I went in to Mike Cahill’s 2011 offering Another Earth right when it came out, intrigued. The concept of a second Earth suddenly appearing in the sky, as implausible as it is, tickles my science geek. The film tells the story of Rhoda (Brit Marling), who caused an accident that left John (William Mapother) in a coma while killing his wife, son and unborn child; Rhoda is adrift in the world and wants to make amends to John, so she poses as a maid after losing her nerve to say that she killed his family. Things get trickier when they start to fall for each other amidst the backdrop of a second Earth looming in the sky. This one is far more drama than scientific accuracy, but it’s a good film. Available on iTunes and GooglePlay, here are five reasons to give it a shot.
|Soft spot for this one.
#1 – Brit Marling
It’s been a while since I watched an actor or actress and have thought to myself, “Watch this one. He/she is going to do some incredible things.” I got that feeling when I watched Brit Marling for the first time in this, and everything else I’ve seen her in reinforces this initial reaction. She demonstrated a wide range of emotions, and didn’t have to open her mouth once to over-emote. There’s something likable about her: she’s not one of those try-hard actors, pulling a trademark face or trying to look deep. She strikes me as real. The way she tells the story of the Russian cosmonaut… I want her to tell me more stories. I felt like a little kid who had someone new visiting the classroom at storytime. I hope to see more of her work in the future.
Cahill has some striking images, and a good technique. The quick cuts and fuzzy shots interspersed throughout the film give it a surreal quality, and in a good way. He’s also not afraid to get up close to his actors and go out of focus, as though we’ve put our heads right next to theirs. The result makes the film feel more intimate. He’s also not afraid to pull back so that we can get some perspective, and his eye for a shot is quite good. Some of my favorites are the shots of the second Earth in the sky with the moon. The command of color – particularly the color blue, which is my favorite – creates a shot that is beautiful and moving.
|Beauty at a point of pure sorrow and solitude.
Going into this, even from the plot description, you know that this couple has some pretty harsh odds stacked against them. Killing someone’s wife and child while drunk is something that’s tough to overcome. And yet you want John and Rhoda to work. They’re compatible intellectually, and they really do help each other heal. There’s no magic, “… and I saw her from across the room,” completely gob-smacked expression. This is far more gradual, and you see where these two lean on each other; you get to see that trust being built, and those connections being forged. When you can get me to defy logic and pull for an on-screen couple, that’s something special.
#4 – A look at the driver
The audience often gets a look at the shattered life of the victim of a DWI/DUI crash; that’s not a bad thing, as the people that think it’s okay to get behind the wheel of a car completely smashed should be aware of what they can potentially do to someone. However, Cahill presents a different cautionary tale: the wrecked life of the driver that caused the accident. Rhoda goes to jail and punishes herself after she gets out. Her life is destroyed, and we get to watch someone with a promising future go through a massive depression and self-imposed exile. We watch her attempt to atone for what she’s done. The way it’s presented creates an effective punch: we like Rhoda, and we can see what this has done to her. It’s a subject that doesn’t get touched much, because we want to feel sorry for the victim, who was truly wronged. This film presents that it’s okay to look at a crappy situation and feel bad for everyone involved.
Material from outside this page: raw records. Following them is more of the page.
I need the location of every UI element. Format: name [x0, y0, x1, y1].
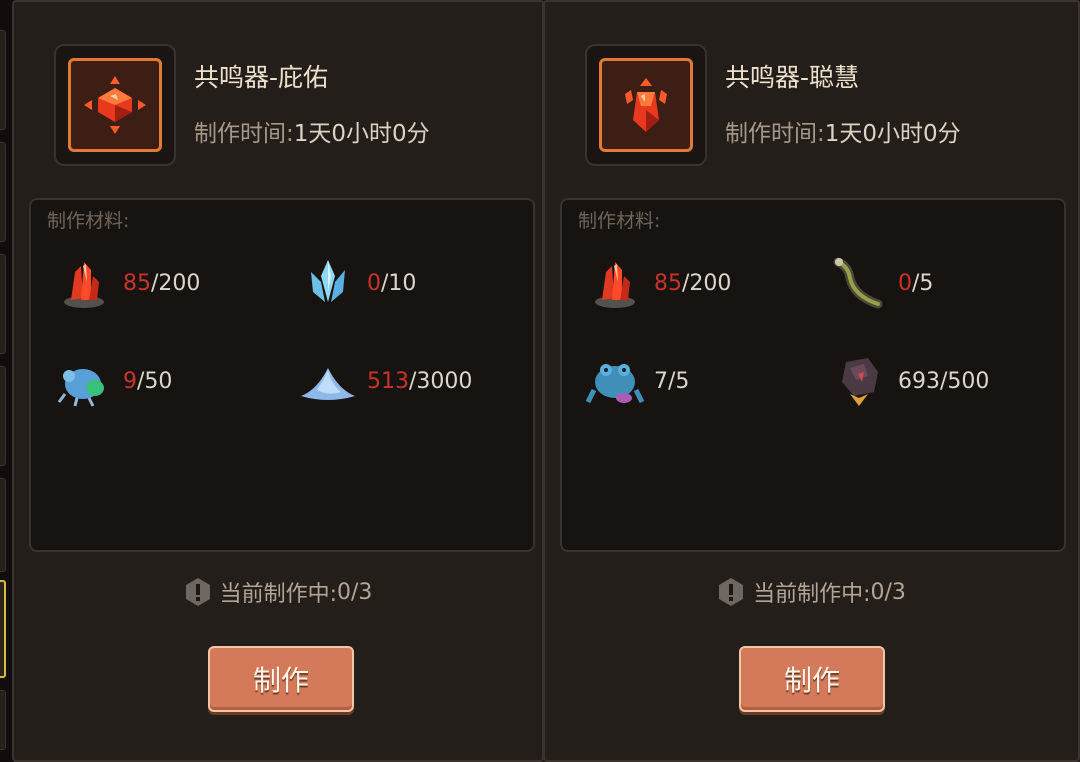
material-count: 513/3000 [367, 369, 472, 394]
status-label: 当前制作中: [219, 582, 337, 607]
eel-icon [833, 257, 883, 309]
material-have: 7 [654, 368, 668, 394]
blue-frog-creature-icon [585, 364, 645, 404]
material-item[interactable]: 513/3000 [297, 350, 517, 412]
craft-time-value: 1天0小时0分 [824, 121, 961, 147]
material-have: 513 [367, 368, 409, 394]
material-have: 85 [654, 270, 682, 296]
materials-box: 制作材料: 85/200 0/10 9/50 513/3000 [29, 198, 535, 552]
red-idol-resonator-icon [599, 58, 693, 152]
material-item[interactable]: 0/5 [828, 252, 1048, 314]
make-button[interactable]: 制作 [739, 646, 885, 712]
blue-crystal-cluster-icon [311, 260, 345, 302]
side-tab-active[interactable] [0, 580, 6, 678]
material-have: 0 [898, 270, 912, 296]
material-have: 9 [123, 368, 137, 394]
side-tab[interactable] [0, 30, 6, 130]
materials-box: 制作材料: 85/200 0/5 7/5 693/500 [560, 198, 1066, 552]
material-count: 0/5 [898, 271, 933, 296]
status-value: 0/3 [337, 579, 373, 605]
warning-hexagon-icon [185, 578, 210, 606]
material-item[interactable]: 0/10 [297, 252, 517, 314]
material-count: 693/500 [898, 369, 989, 394]
materials-title: 制作材料: [578, 210, 661, 232]
item-name: 共鸣器-聪慧 [725, 63, 860, 92]
craft-time: 制作时间:1天0小时0分 [194, 114, 430, 148]
material-need: /500 [940, 368, 990, 394]
craft-time-label: 制作时间: [194, 121, 294, 147]
material-item[interactable]: 85/200 [53, 252, 273, 314]
material-need: /3000 [409, 368, 473, 394]
craft-time: 制作时间:1天0小时0分 [725, 114, 961, 148]
material-count: 7/5 [654, 369, 689, 394]
crafting-status: 当前制作中: 0/3 [14, 576, 542, 608]
craft-time-label: 制作时间: [725, 121, 825, 147]
red-crystal-ore-icon [595, 262, 635, 308]
material-need: /200 [151, 270, 201, 296]
material-item[interactable]: 7/5 [584, 350, 804, 412]
side-tab[interactable] [0, 254, 6, 354]
materials-title: 制作材料: [47, 210, 130, 232]
material-count: 9/50 [123, 369, 172, 394]
red-gem-resonator-icon [68, 58, 162, 152]
material-have: 0 [367, 270, 381, 296]
material-count: 85/200 [654, 271, 731, 296]
material-need: /5 [912, 270, 934, 296]
material-count: 85/200 [123, 271, 200, 296]
material-need: /5 [668, 368, 690, 394]
item-name: 共鸣器-庇佑 [194, 63, 329, 92]
dark-ore-chunk-icon [842, 358, 878, 406]
recipe-card: 共鸣器-聪慧 制作时间:1天0小时0分 制作材料: 85/200 0/5 7/5… [543, 0, 1080, 762]
side-tab[interactable] [0, 478, 6, 572]
status-value: 0/3 [870, 579, 906, 605]
blue-beetle-icon [57, 369, 104, 407]
blue-powder-pile-icon [301, 368, 355, 400]
side-tab[interactable] [0, 366, 6, 466]
warning-hexagon-icon [719, 578, 744, 606]
material-count: 0/10 [367, 271, 416, 296]
status-label: 当前制作中: [753, 582, 871, 607]
craft-time-value: 1天0小时0分 [293, 121, 430, 147]
material-need: /200 [682, 270, 732, 296]
material-need: /50 [137, 368, 173, 394]
red-crystal-ore-icon [64, 262, 104, 308]
crafting-status: 当前制作中: 0/3 [545, 576, 1078, 608]
material-item[interactable]: 85/200 [584, 252, 804, 314]
side-tab[interactable] [0, 142, 6, 242]
item-icon-frame[interactable] [54, 44, 176, 166]
material-item[interactable]: 693/500 [828, 350, 1048, 412]
material-have: 693 [898, 368, 940, 394]
item-icon-frame[interactable] [585, 44, 707, 166]
side-tab[interactable] [0, 690, 6, 750]
recipe-card: 共鸣器-庇佑 制作时间:1天0小时0分 制作材料: 85/200 0/10 9/… [12, 0, 544, 762]
material-need: /10 [381, 270, 417, 296]
make-button[interactable]: 制作 [208, 646, 354, 712]
material-item[interactable]: 9/50 [53, 350, 273, 412]
material-have: 85 [123, 270, 151, 296]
Watch this if only to watch William Mapother’s John play a saw in a lone auditorium. It’s a sticking point for me. Between the romantic gesture and the sound, it had me. I will admit this right now: for years, he was always Creepy Ethan from Lost to me. He stopped being Creepy Ethan in this film, in part because of this scene. It’s not often that you get to see your go-to baddie play someone who makes a romantic gesture that you adore.
|Cannot stress enough how well this pairing works.